Sports could be boon for economy

Published 3:29 pm Friday, May 6, 2011

Difficult economic times call for a lot of things on the part of civic leaders. Perhaps more than anything, such financial crunches call for creative thinking.

Financial woes lead us to two things – whether as individuals, businesses or municipalities. They help us identify our minimum operating expenditures, essentially showing what we can live without. But they also help us to find new ways to generate revenue.

The City of Demopolis has shown some initiative in this dim economic period by deciding to move forward with the proposed port that promises to bring jobs to the town. Now, it is time for the city to take a look at the other aspect of Mike Grayson’s vision for the future.

Email newsletter signup

In a recent community forum, Grayson made reference to his desire to see the creation of a sports and tourism director position for the city. The individual who took over the position would be responsible for optimizing the revenue-generating potential for many of Demopolis’ top resources, such as the SportsPlex. He or she would actively pursue baseball and softball tournaments, golf events, fishing tournaments and the like in an effort to bring outside dollars into the town through the usage of hotels and local restaurants.

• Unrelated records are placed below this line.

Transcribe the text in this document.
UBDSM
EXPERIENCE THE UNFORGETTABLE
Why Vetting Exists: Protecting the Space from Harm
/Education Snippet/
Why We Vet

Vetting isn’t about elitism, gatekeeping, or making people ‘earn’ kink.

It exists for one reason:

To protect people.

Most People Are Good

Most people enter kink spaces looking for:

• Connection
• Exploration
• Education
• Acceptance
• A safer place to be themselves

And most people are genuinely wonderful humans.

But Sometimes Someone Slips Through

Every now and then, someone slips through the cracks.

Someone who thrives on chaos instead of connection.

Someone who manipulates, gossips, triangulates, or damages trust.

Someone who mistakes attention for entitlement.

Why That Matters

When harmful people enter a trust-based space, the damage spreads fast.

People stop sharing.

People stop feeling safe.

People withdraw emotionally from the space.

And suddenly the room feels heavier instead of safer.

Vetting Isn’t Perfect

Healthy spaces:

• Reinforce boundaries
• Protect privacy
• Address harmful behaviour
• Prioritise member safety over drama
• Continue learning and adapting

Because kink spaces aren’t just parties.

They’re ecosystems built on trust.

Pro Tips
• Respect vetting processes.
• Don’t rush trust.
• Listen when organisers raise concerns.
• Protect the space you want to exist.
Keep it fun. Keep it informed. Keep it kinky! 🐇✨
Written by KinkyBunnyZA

Among other duties, the individual would be responsible for recruiting other ventures such as conferences and large-scale meetings.

Then there is the part about turning the Civic Center, a venue with a capacity of only about 300 people, into a full-fledged convention center.

The question becomes how to fund such an office. Suggestions will be made. But the blueprint that has been bandied about since November is one adopted by the City of Tuscaloosa at a recent council meeting.

Druid City councilmen opted to impose a one percent sales tax on hotels in order to fund such an office. The move prevents the city from paying any extra dollars for the position while allowing it to reap the benefits. Essentially, it allows the office to pay for itself as tourists and tournament participants recruited to the city by the S&T director will effectively be providing the financial backing for the very office that produced their presence in the city. It is a no-lose situation for the city.

If the council chooses to pursue such a venture, a decision that would almost certainly be one of the greatest accomplishments of its tenure, imposing a similar tax would be advantageous to the endeavor. Such a tax is not going to drive visitors away or cause them not to stay in Demopolis as nearby cities do not provide competitive markets for dining and lodging. Those who need to come to the city will come. Those who must stay will stay. So the argument that such a tax would deter tourism, effectively proving counterproductive to the measure’s end, does not hold water.

If Grayson does propose the sports and tourism director position as he seems to want to do, it will show a measure of ingenuity and creativity necessary to bunk current economic trends and breathe some life back into a city that is in need of its second wind.

Jeremy D. Smith is the community editor of The Demopolis Times.